I am using WebFlux HTTP Client from Spring 5 reactive stack to access external REST service. I want to process responses based on HTTP status:

  1. If status is 2xx I want to return Mono with deserizlized response body.

  2. If status is 404 I want to drop response body and immediately return empty Mono.

  3. For any other status I want to drop response body and return error Mono with MyBusinessException.

My code looks like this:

webClient.get()
    .uri("/search")
    .syncBody(request)
    .exchange()
    .flatMap { response ->
        when {
            response.statusCode().is2xxSuccessful -> response.bodyToMono(MyResponse::class.java)
            response.statusCode() == NOT_FOUND -> Mono.empty()
            else -> MyBusinessException().toMono<MyResponse>()
        }
     }

I don't want to waste time to receive and process response body when I don't need it. JavaDoc for exchange() method states

You must always use one of the body or entity methods of the response to ensure resources are released.

How exactly should I do this if I want to drain response body and return result immediately?

Phil Clay :

Draining the response is needed so that the connection can be reused for future requests (i.e. http keep-alive / persistent connections).

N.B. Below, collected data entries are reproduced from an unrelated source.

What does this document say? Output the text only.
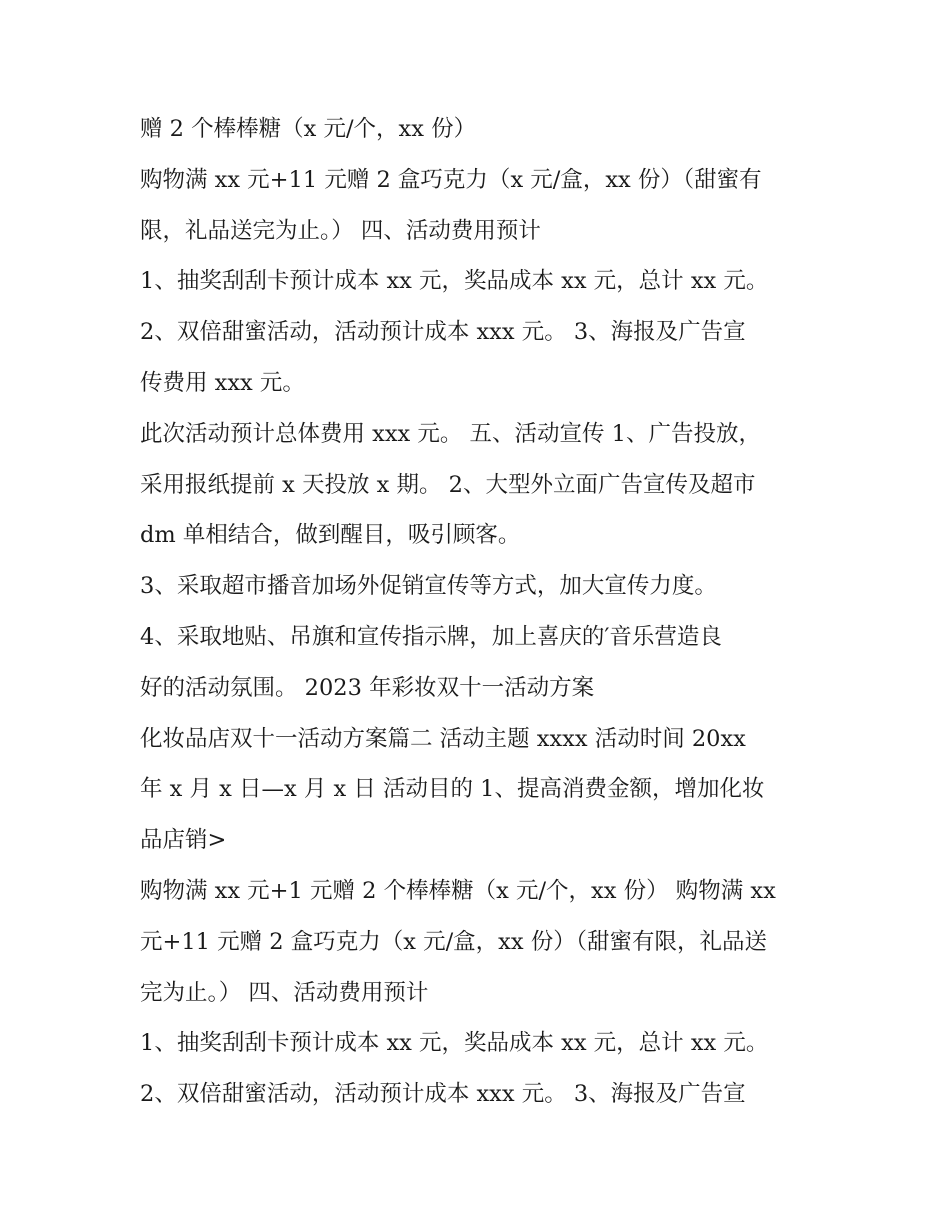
赠 2 个棒棒糖（x 元/个，xx 份）
购物满 xx 元+11 元赠 2 盒巧克力（x 元/盒，xx 份）（甜蜜有
限，礼品送完为止。） 四、活动费用预计
1、抽奖刮刮卡预计成本 xx 元，奖品成本 xx 元，总计 xx 元。
2、双倍甜蜜活动，活动预计成本 xxx 元。 3、海报及广告宣
传费用 xxx 元。
此次活动预计总体费用 xxx 元。 五、活动宣传 1、广告投放，
采用报纸提前 x 天投放 x 期。 2、大型外立面广告宣传及超市
dm 单相结合，做到醒目，吸引顾客。
3、采取超市播音加场外促销宣传等方式，加大宣传力度。
4、采取地贴、吊旗和宣传指示牌，加上喜庆的′音乐营造良
好的活动氛围。 2023 年彩妆双十一活动方案
化妆品店双十一活动方案篇二 活动主题 xxxx 活动时间 20xx
年 x 月 x 日—x 月 x 日 活动目的 1、提高消费金额，增加化妆
品店销>
购物满 xx 元+1 元赠 2 个棒棒糖（x 元/个，xx 份） 购物满 xx
元+11 元赠 2 盒巧克力（x 元/盒，xx 份）（甜蜜有限，礼品送
完为止。） 四、活动费用预计
1、抽奖刮刮卡预计成本 xx 元，奖品成本 xx 元，总计 xx 元。
2、双倍甜蜜活动，活动预计成本 xxx 元。 3、海报及广告宣
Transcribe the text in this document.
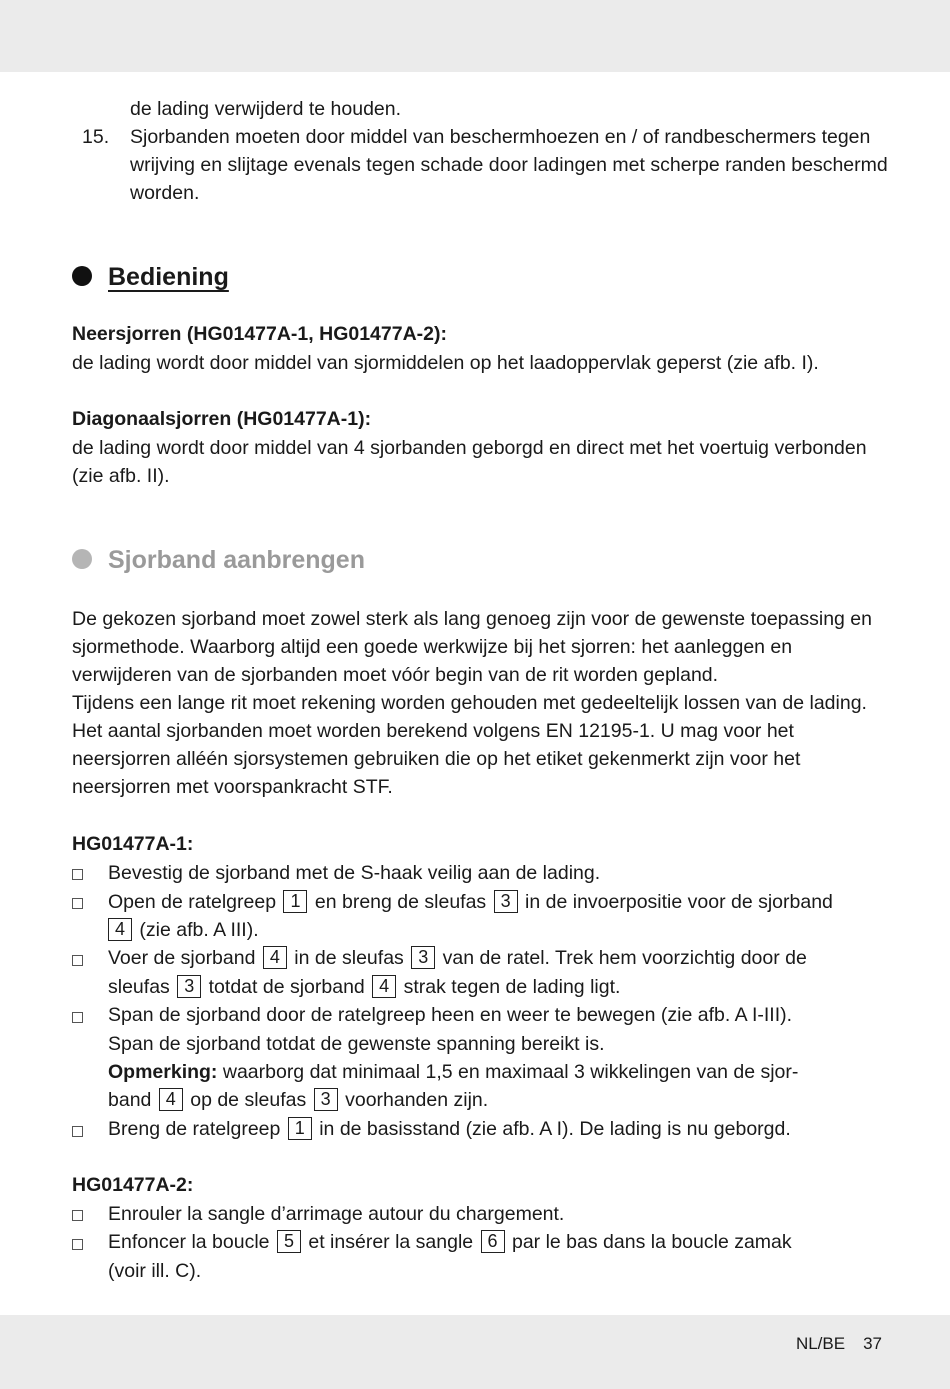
de lading verwijderd te houden.
15. Sjorbanden moeten door middel van beschermhoezen en / of randbeschermers tegen
wrijving en slijtage evenals tegen schade door ladingen met scherpe randen beschermd
worden.
Bediening
Neersjorren (HG01477A-1, HG01477A-2):
de lading wordt door middel van sjormiddelen op het laadoppervlak geperst (zie afb. I).
Diagonaalsjorren (HG01477A-1):
de lading wordt door middel van 4 sjorbanden geborgd en direct met het voertuig verbonden
(zie afb. II).
Sjorband aanbrengen
De gekozen sjorband moet zowel sterk als lang genoeg zijn voor de gewenste toepassing en
sjormethode. Waarborg altijd een goede werkwijze bij het sjorren: het aanleggen en
verwijderen van de sjorbanden moet vóór begin van de rit worden gepland.
Tijdens een lange rit moet rekening worden gehouden met gedeeltelijk lossen van de lading.
Het aantal sjorbanden moet worden berekend volgens EN 12195-1. U mag voor het
neersjorren alléén sjorsystemen gebruiken die op het etiket gekenmerkt zijn voor het
neersjorren met voorspankracht STF.
HG01477A-1:
Bevestig de sjorband met de S-haak veilig aan de lading.
Open de ratelgreep 1 en breng de sleufas 3 in de invoerpositie voor de sjorband
4 (zie afb. A III).
Voer de sjorband 4 in de sleufas 3 van de ratel. Trek hem voorzichtig door de
sleufas 3 totdat de sjorband 4 strak tegen de lading ligt.
Span de sjorband door de ratelgreep heen en weer te bewegen (zie afb. A I-III).
Span de sjorband totdat de gewenste spanning bereikt is.
Opmerking: waarborg dat minimaal 1,5 en maximaal 3 wikkelingen van de sjor-
band 4 op de sleufas 3 voorhanden zijn.
Breng de ratelgreep 1 in de basisstand (zie afb. A I). De lading is nu geborgd.
HG01477A-2:
Enrouler la sangle d’arrimage autour du chargement.
Enfoncer la boucle 5 et insérer la sangle 6 par le bas dans la boucle zamak
(voir ill. C).
NL/BE 37
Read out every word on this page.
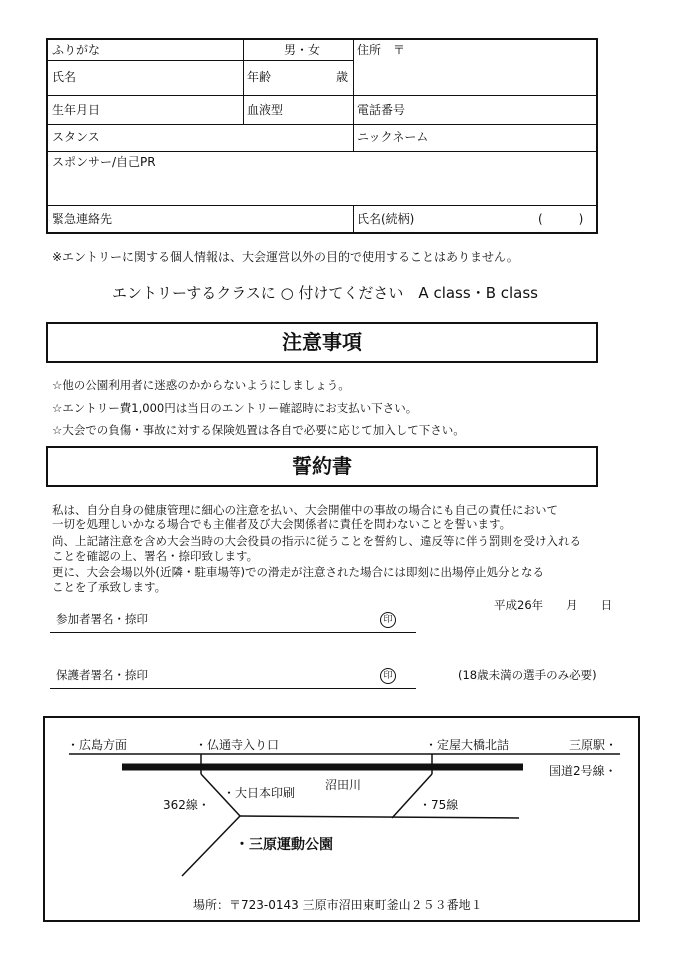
ふりがな	男・女	住所　〒
氏名	年齢	歳
生年月日	血液型	電話番号
スタンス	ニックネーム
スポンサー/自己PR
緊急連絡先	氏名(続柄)	(　　　)
※エントリーに関する個人情報は、大会運営以外の目的で使用することはありません。
エントリーするクラスに ○ 付けてください　A class・B class
注意事項
☆他の公園利用者に迷惑のかからないようにしましょう。
☆エントリー費1,000円は当日のエントリー確認時にお支払い下さい。
☆大会での負傷・事故に対する保険処置は各自で必要に応じて加入して下さい。
誓約書
私は、自分自身の健康管理に細心の注意を払い、大会開催中の事故の場合にも自己の責任において
一切を処理しいかなる場合でも主催者及び大会関係者に責任を問わないことを誓います。
尚、上記諸注意を含め大会当時の大会役員の指示に従うことを誓約し、違反等に伴う罰則を受け入れる
ことを確認の上、署名・捺印致します。
更に、大会会場以外(近隣・駐車場等)での滑走が注意された場合には即刻に出場停止処分となる
ことを了承致します。
平成26年　　月　　日
参加者署名・捺印	印
保護者署名・捺印	印	(18歳未満の選手のみ必要)
・広島方面	・仏通寺入り口	・定屋大橋北詰	三原駅・
国道2号線・
沼田川
・大日本印刷
362線・	・75線
・三原運動公園
場所：〒723-0143 三原市沼田東町釜山２５３番地１
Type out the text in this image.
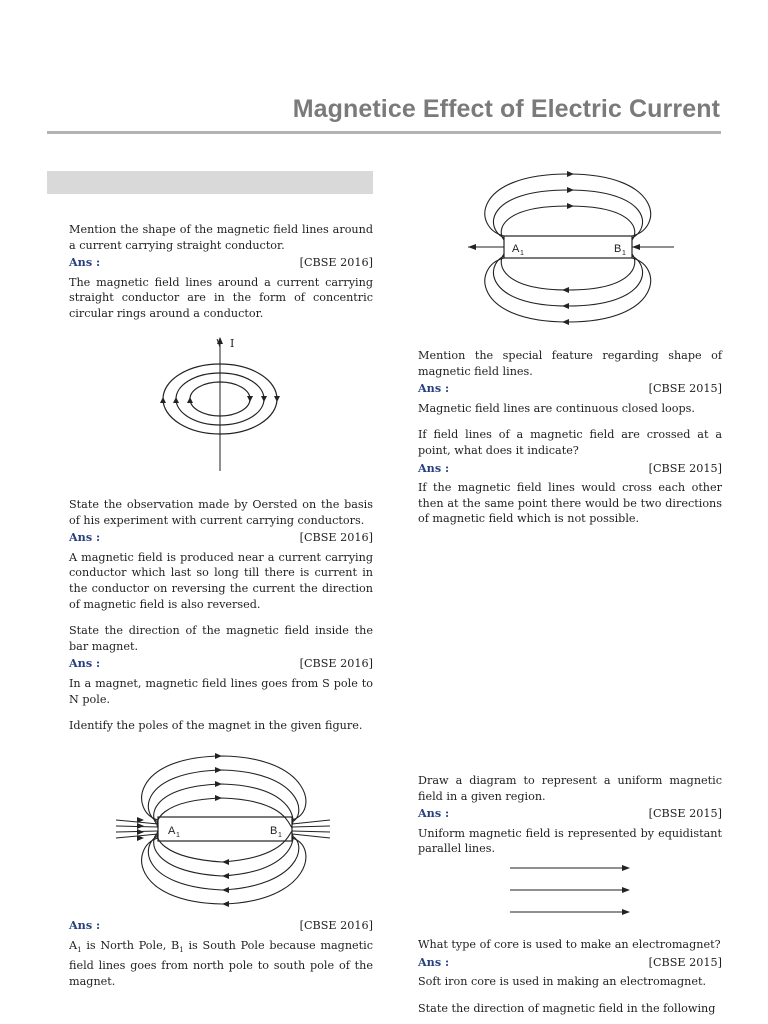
Magnetice Effect of Electric Current

Mention the shape of the magnetic field lines around a current carrying straight conductor.

Ans :	[CBSE 2016]

The magnetic field lines around a current carrying straight conductor are in the form of concentric circular rings around a conductor.

I

State the observation made by Oersted on the basis of his experiment with current carrying conductors.

Ans :	[CBSE 2016]

A magnetic field is produced near a current carrying conductor which last so long till there is current in the conductor on reversing the current the direction of magnetic field is also reversed.

State the direction of the magnetic field inside the bar magnet.

Ans :	[CBSE 2016]

In a magnet, magnetic field lines goes from S pole to N pole.

Identify the poles of the magnet in the given figure.

A 1	B 1
Ans :	[CBSE 2016]

$A_1$ is North Pole, $B_1$ is South Pole because magnetic field lines goes from north pole to south pole of the magnet.

A 1	B 1

Mention the special feature regarding shape of magnetic field lines.

Ans :	[CBSE 2015]

Magnetic field lines are continuous closed loops.

If field lines of a magnetic field are crossed at a point, what does it indicate?

Ans :	[CBSE 2015]

If the magnetic field lines would cross each other then at the same point there would be two directions of magnetic field which is not possible.

Draw a diagram to represent a uniform magnetic field in a given region.

Ans :	[CBSE 2015]

Uniform magnetic field is represented by equidistant parallel lines.

What type of core is used to make an electromagnet?

Ans :	[CBSE 2015]

Soft iron core is used in making an electromagnet.

State the direction of magnetic field in the following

To return an empty Mono that completes after the body is drained (ignoring errors):

// drain the body
response.body(BodyExtractors.toDataBuffers())
    // release DataBuffers
    .doOnNext(DataBufferUtils::release)
    // ignore errors
    .onErrorResume(exception -> Mono.empty())
    // return an empty Mono
    .then();

To return an empty Mono that completes immediately, and drain the body (ignoring errors) asynchronously in the background:

Mono.<Void>empty()
    .doOnSubscribe(s ->
        // drain the body
        response.body(BodyExtractors.toDataBuffers())
            // release DataBuffers
            .doOnNext(DataBufferUtils::release)
            // initiate drain on a separate Scheduler
            .subscribeOn(Schedulers.parallel())
            // subscribe, and ignore errors
            .subscribe())

I'd still recommend the first option, since it frees up resources immediately, and is probably what the WebClient developers had in mind when writing it and documenting its usage.

I've never used the second option in a production system, so do your own testing to ensure the http connection pooling is behaving as desired. If using reactor-netty, you can enable debug logging on reactor.netty.resources.PooledConnectionProvider to compare the two approaches.